I shared a few points:
1.Clothing should fit her, she shouldn’t change her body to fit the clothes
When trying on clothes, make sure to emphasize that it’s the clothes that don’t fit, rather than her body being a problem. HER BODY IS NOT A PROBLEM!
I recall speaking with a six-year-old whose blouse buttons kept opening and she said frustratedly, “Ugh, these buttons are so bad that they don’t stay closed!” She didn’t put herself down for not fitting in the shirt, but rather recognized that the shirt was the problem and it needed to be improved.
When shopping together, rather than you saying something does or doesn’t fit, ask your adolescent how it feels? Let them decide if something feels good before deciding how it looks. Clothes serve a purpose and need to feel right.
2. Your daughter is more than her body
Build up your adolescent’s self worth beyond their appearance. Help them create an appreciation for who they are over how they look.
This is an exercise you can (and should) do all the time, not in the change room. Know the greatness of your kids and point them out to them. Help your adolescent recognize their value beyond their appearance.
Read this post for four tips to help your adolescent develop positive body image
3. Shop in stores with inclusive sizing
Shop in a store that carries clothing your adolescent will fit in!
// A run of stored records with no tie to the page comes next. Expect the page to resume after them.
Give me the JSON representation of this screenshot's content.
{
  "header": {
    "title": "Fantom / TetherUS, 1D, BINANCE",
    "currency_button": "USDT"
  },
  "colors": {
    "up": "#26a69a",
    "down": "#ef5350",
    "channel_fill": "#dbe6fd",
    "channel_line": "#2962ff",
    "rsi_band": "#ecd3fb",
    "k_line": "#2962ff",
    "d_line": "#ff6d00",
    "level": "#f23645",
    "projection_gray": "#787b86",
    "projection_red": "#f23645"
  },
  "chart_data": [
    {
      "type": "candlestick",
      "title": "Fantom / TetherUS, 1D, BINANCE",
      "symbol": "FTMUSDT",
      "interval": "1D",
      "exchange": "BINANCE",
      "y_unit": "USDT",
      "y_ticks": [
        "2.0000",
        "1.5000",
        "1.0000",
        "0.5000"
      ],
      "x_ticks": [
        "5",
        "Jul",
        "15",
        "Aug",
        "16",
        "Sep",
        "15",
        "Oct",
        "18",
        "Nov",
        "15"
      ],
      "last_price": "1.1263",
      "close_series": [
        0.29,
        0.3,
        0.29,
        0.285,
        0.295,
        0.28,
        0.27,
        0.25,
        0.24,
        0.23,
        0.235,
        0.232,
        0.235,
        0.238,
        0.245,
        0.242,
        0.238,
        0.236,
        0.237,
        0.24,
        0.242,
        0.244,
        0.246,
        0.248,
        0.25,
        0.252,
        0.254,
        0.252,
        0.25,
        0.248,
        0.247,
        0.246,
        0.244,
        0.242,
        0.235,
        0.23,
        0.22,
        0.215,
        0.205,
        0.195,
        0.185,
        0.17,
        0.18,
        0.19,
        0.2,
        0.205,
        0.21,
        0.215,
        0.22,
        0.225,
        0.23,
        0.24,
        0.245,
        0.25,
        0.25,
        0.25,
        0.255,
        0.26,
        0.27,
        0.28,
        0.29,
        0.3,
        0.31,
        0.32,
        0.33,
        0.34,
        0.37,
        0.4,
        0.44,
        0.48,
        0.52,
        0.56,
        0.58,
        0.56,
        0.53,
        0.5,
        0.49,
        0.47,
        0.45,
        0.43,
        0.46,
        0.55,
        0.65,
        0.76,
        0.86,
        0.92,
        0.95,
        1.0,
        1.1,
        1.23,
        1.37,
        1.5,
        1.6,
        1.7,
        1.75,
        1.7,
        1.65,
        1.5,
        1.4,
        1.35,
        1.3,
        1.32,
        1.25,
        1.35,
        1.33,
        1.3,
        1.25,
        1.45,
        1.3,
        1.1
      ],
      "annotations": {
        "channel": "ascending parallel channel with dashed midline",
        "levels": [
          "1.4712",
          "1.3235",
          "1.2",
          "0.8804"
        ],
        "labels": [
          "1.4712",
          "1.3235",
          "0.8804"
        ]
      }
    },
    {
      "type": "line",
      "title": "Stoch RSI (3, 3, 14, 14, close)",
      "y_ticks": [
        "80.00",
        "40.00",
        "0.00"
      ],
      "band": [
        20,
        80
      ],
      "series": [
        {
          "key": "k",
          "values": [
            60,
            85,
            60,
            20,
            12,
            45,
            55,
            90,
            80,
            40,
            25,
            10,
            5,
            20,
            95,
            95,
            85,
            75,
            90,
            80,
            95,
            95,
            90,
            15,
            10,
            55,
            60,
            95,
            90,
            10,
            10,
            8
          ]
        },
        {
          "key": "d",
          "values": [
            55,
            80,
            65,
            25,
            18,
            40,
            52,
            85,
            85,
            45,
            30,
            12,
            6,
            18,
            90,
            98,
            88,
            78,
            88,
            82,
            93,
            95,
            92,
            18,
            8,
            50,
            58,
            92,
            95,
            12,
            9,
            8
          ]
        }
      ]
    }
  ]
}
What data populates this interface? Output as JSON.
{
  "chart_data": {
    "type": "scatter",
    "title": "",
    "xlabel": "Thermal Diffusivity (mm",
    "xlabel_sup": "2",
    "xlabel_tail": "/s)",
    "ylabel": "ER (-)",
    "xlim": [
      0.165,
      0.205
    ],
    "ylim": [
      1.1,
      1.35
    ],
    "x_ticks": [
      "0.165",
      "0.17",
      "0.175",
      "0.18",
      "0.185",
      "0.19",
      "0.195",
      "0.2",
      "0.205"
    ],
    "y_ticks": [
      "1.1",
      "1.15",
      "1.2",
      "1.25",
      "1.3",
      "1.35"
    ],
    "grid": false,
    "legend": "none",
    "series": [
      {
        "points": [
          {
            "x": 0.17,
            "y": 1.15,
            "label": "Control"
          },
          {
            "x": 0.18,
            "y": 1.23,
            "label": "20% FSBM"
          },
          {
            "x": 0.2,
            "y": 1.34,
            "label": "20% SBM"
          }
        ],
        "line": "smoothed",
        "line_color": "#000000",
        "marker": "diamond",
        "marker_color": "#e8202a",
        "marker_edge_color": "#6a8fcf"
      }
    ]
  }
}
Check out this list of 41 best plus size clothing stores & outlets
4. Validate her pain
It’s not fair that stores don’t have clothing that works for her. It’s painful and demoralizing. Validate those feelings and that pain. Allow her to feel it and sit with her in that frustration and hurt.
5. Advocate for more inclusive sizing in stores
Stores want to make money. So if they see there’s a need for more sizes and they know people will buy them, they’ll be more likely to stock them. Talk to store owners about selling a broader range of sizes and buy the clothes (if you like them and they work for you) when they sell them.
6. Discourage changing her body to fit in straight sizes
Trying to change her body involves risky behaviours including restricting food or excessive exercise. These are harmful both short term and long term for developing adolescents, and don’t even guarantee long-term weight loss.
Bodies come in all sizes and shapes and trying to change that can be very harmful.
Helping your adolescent feel confident and comfortable in her current body can support her physical and emotional health long-term, and prevent negative eating habits and risky behaviours.